Open mgonzalezporta opened 2 years ago

mgonzalezporta commented 2 years ago

We've been running the CYP2D6 genotyper on NA12878, with outputs as follows:

tree cyp2d6/
cyp2d6/
├── alleles
│   └── NA12878_cyp2d6.alleles
└── variants
    ├── NA12878_cyp2d6.vcf.gz
    └── NA12878_cyp2d6.vcf.gz.tbi

The provided genotype is *3/*68+*4 and matches the expected. However, when checking the variant calls that support each allele, we've seen that the output VCF only contains evidence for SNVs and INDELs. Where can we find equivalent outputs for SVs?

Thanks in advance.

twesigomwedavid commented 2 years ago

Hi @mgonzalezporta,

Thanks for raising this.

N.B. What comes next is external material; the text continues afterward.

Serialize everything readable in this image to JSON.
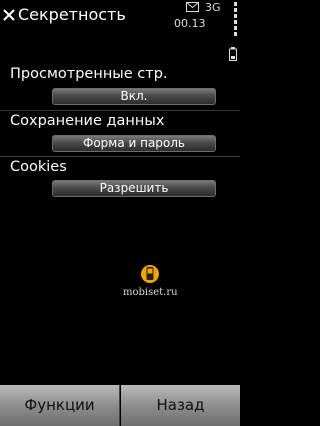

For a hybrid such as CYP2D6*68 to be called, the conditions defined in stellarpgx.py and sv_modules.py have to be met regarding the read depth and allele depth/ratio of key SNVs (e.g. rs1065852 in this case).

As you know, hybrids such as CYP2D6*68, *13, and *36 are very difficult to represent in VCF format. However, you're right that we should make it clear as to how StellarPGx arrives at these SV calls. We'll explore the option of capturing this in a more verbose file e.g. a log file or equivalent.